BÜTÜN DARBELERE GÖNDERME…

Asla ulaşılamaz bir emele, o emelin ameleliğine ve akıl melekelerinin bir kez daha lekelenmesine önsözdür bu zil zurna kalkışılan ayaklanma ve harakirivari girişilen bu figüratif isyan…

Yurtta elli yaş ve üzerini sürenlerin en az kırk yılını çalan tüm darbelere daima karşı duruşları ve darbeli yıllara her fırsatta ağır göndermeleri 15 Temmuz dinci-cuntacı darbe girişimine canı pahasına izin vermeyen halk direnişine bir nebze de olsa kılavuz olmuştur. En azından kılı kırk yaran cümlelerle ve o cümlelerde büyüyen aşırı dozda sitemlerle darbeler ve darbeci mantığının acımasızlığı kamuoyu zihninde hep canlı tutulmuştur. Bu darbe girişimini her kim yaptıysa yaptı ama karşı koyana acımadığının da resmi çizildi, filmi çekildi yirmi iki saat boyunca. An ve an yaşananlara bakıldığında hele bu dinci cunta emeline ulaşsaydı daha ilk günden başlayarak neler yaşanabileceğini kestirmek hiç de zor değil. Üç noktalı ve çok köşeli haberlere de yansıyan, hala böyle olabileceklerini bilmezdik tanımazdık öz eleştirileri ve öz savunmaları ile geçiştirilebilecek bir durum yok, her şey ortada. Yüzlerce can kaybı ölü maviye hükmedecek yıllar geçse de. Ve anımsanacaklar.

Elli yaş üstüler için yine kızardı can rengi. Kanlandı meydanlar. Meydanlarda bu dinci yapılanmaya ilişkin yazılı ve sözlü tüm anlatıların haklılığı da tescillendi.

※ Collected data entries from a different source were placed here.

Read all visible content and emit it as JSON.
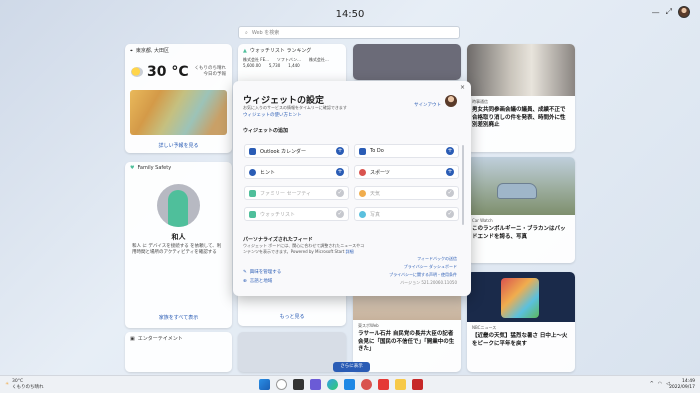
{
  "desktop": {
    "clock": "14:50"
  },
  "search": {
    "placeholder": "Web を検索"
  },
  "weather": {
    "header": "東京都, 大田区",
    "temp": "30 °C",
    "desc_line1": "くもりのち晴れ",
    "desc_line2": "今日の予報",
    "footer": "詳しい予報を見る"
  },
  "stocks": {
    "header": "ウォッチリスト ランキング",
    "rows": [
      [
        "株式会社 FE...",
        "ソフトバン...",
        "株式会社..."
      ],
      [
        "5,600.00",
        "5,730",
        "1,440"
      ]
    ]
  },
  "family": {
    "header": "Family Safety",
    "name": "和人",
    "message": "和人 に デバイスを接続する を依頼して、利用時間と場所のアクティビティを確認する",
    "footer": "家族をすべて表示"
  },
  "entertainment": {
    "header": "エンターテイメント"
  },
  "news": {
    "r1": {
      "source": "時事通信",
      "title": "男女共同参画会議の議員、成績不正で合格取り消しの件を発表、時間外に性別差別廃止"
    },
    "r2": {
      "source": "Car Watch",
      "title": "このランボルギーニ・ブラカンはパッドエンドを誇る、写真"
    },
    "r3": {
      "source": "NBCニュース",
      "title": "【近畿の天気】猛烈な暑さ 日中上〜火をピークに平年を戻す"
    },
    "m": {
      "source": "東スポWeb",
      "title": "ラサール石井 自民党の長井大臣の記者会見に「国民の不信任で」「開業中の生きた」"
    },
    "more_button": "さらに表示",
    "grid_label": "もっと見る"
  },
  "dialog": {
    "title": "ウィジェットの設定",
    "subtitle": "お気に入りのサービスの情報をタイムリーに確認できます",
    "help_link": "ウィジェットの使い方ヒント",
    "account": "",
    "signout": "サインアウト",
    "close": "×",
    "add_section": "ウィジェットの追加",
    "widgets": [
      {
        "label": "Outlook カレンダー",
        "icon": "calendar-icon",
        "color": "#2a5cb5",
        "enabled": true
      },
      {
        "label": "To Do",
        "icon": "check-icon",
        "color": "#2a5cb5",
        "enabled": true
      },
      {
        "label": "ヒント",
        "icon": "bulb-icon",
        "color": "#2a5cb5",
        "enabled": true
      },
      {
        "label": "スポーツ",
        "icon": "ball-icon",
        "color": "#d9534f",
        "enabled": true
      },
      {
        "label": "ファミリー セーフティ",
        "icon": "heart-icon",
        "color": "#4fbf9b",
        "enabled": false
      },
      {
        "label": "天気",
        "icon": "sun-icon",
        "color": "#f0ad4e",
        "enabled": false
      },
      {
        "label": "ウォッチリスト",
        "icon": "chart-icon",
        "color": "#4fbf9b",
        "enabled": false
      },
      {
        "label": "写真",
        "icon": "cloud-icon",
        "color": "#5bc0de",
        "enabled": false
      }
    ],
    "personalize_section": "パーソナライズされたフィード",
    "personalize_desc": "ウィジェット ボードには、関心に合わせて調整されたニュースやコンテンツを表示できます。Powered by Microsoft Start",
    "detail_link": "詳細",
    "interest_link": "興味を管理する",
    "lang_link": "言語と地域",
    "feedback_link": "フィードバックの送信",
    "privacy_dashboard": "プライバシー ダッシュボード",
    "privacy_terms": "プライバシーに関する声明・使用条件",
    "version": "バージョン 521.20060.11050"
  },
  "taskbar": {
    "weather_temp": "30°C",
    "weather_desc": "くもりのち晴れ",
    "time": "14:49",
    "date": "2022/09/17"
  }
}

Dinci faşizm dindarlara bile hiç acımadı. Meydanlar tamamen yerel karakter taşıyan, birbirleriyle benzeşen pratikleri olanlara bile dar edildi. Hayali egemenliklerin, boyun eğmelerin yerine kitlesel başkaldırının sınırları biçimlendi. Zaten karşıtlığı öne çıkaran tüm unsurlar her hal ve durumda tüm barikatları yıkar geçer, kendilerine reva görülen tüm sınır ve sınırlamaları da tanımaz. Öyle de oldu o kara gece.

Dinci cunta ahmaklık boyutundaki bu kalkışma da bir şeyi unuttu. Hiç sayıp sevmedikleri ebedi Başkomutan Kara Kalpaklı Sarı Paşa’nın “Hâkimiyet Kayıtsız Şartsız Milletindir” cümlesinde ifadesini bulan yıkmaya heveslendikleri Cumhuriyetin genel kuralını.
Bir şeyi daha unuttular bu dinci cunta darbe girişimcileri. Darbelere ve darbeli yıllara yapılan göndermeleri. Ve daha çocukluktan dinci cuntaya satıldıklarını ve yıllardan sonra da kofti adamlar, softa subaylar olarak egemen güçlere satılacaklarını, satıldıklarını. Ancak bu kez darbeli matkap insan duvarını delip geçemedi.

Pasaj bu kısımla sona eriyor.